C’est une famille comme il y en a des milliers dans nos provinces : le père, la mère, les deux enfants, et la galaxie d’oncles, tantes, grands-parents, cousins qui gravitent autour de ce noyau familial. Le narrateur a grandi dans un milieu plutôt populaire : il se souvient de l’appartement parental, de l’épicerie des grands-parents où on apprécie le travail bien fait. Nous sommes dans les années 60 quand le narrateur voit le jour. Ce qu’il nous montre ensuite, c’est une enfance et une adolescence à l’époque des yéyés, des seventies, puis des années 80, quand Sheila triomphait à la TV, quand on regardait Guy Lux et qu’on écoutait Sylvie Vartan et Gilbert Bécaud. C’est par petites touches que l’auteur crée cet ancrage générationnel, en nous dépeignant aussi bien le mobilier (ah, l’inénarrable meuble TV en acajou, ou le napperon sur lequel repose le téléphone à cadran !) que les modes vestimentaires (difficile de penser aux années 70 sans avoir en tête le célèbre pull à col roulé en nylon) ou automobiles.

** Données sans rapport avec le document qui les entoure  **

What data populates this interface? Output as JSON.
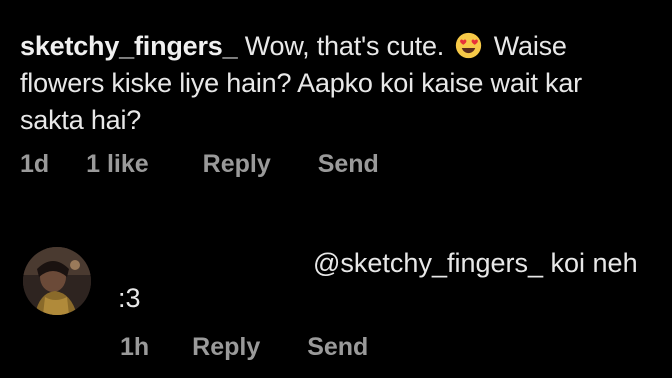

L’enfance du narrateur est plutôt solitaire, marquée par les disputes entre ces parents et les remarques acerbes du père qui le trouve efféminé, par ses insultes. Les parents devinent l’homosexualité de leur fils et réagissent chacun à leur manière, le père par ses moqueries, la mère par son silence. Le narrateur se jette alors corps et âme dans la musique, passant des heures à écouter son mange-disque et à admirer Sheila, son idole incontestée, qui lui a permis de se construire presque autant que ses deux parents. La relation de ses parents, et avec ses parents, est par ailleurs au centre du récit, comme en témoigne le titre. Le narrateur émaille parfois son histoire, chronologique par ailleurs, de commentaires actuels de sa mère. Qu’est devenu le chiot de son père ? C’est une fois que le narrateur sera devenu adulte que sa mère le lui dira au détour d’une conversation. Le père, lui, est cette figure moqueuse et tapageuse, parfois aimant et étrangement attentionné, quand il est souvent désagréable, ivre et violent. Malgré ses accès de colère et ses humiliations, on n’arrive pas totalement à le détester, exactement comme le narrateur. Mon père, ma mère et Sheila : voilà un titre bien parlant, qui témoigne des figures les plus importantes de l’enfance de notre narrateur.
C’est un premier roman très sensible, et très pudique : nous vous l’avons dit plus haut, c’est un très joli texte, qui touche le lecteur en plein coeur. Éric Romand arrive en quelques phrases à retranscrire une ambiance, à croquer ses personnages : le style pourrait paraître décousu, mais il n’en est rien. Au contraire, Éric Romand fait preuve d’une grande maîtrise dans son écriture. On est tout bonnement sous le charme.
Mon père, ma mère et Sheila, Éric Romand. Stock, 23 août 2017.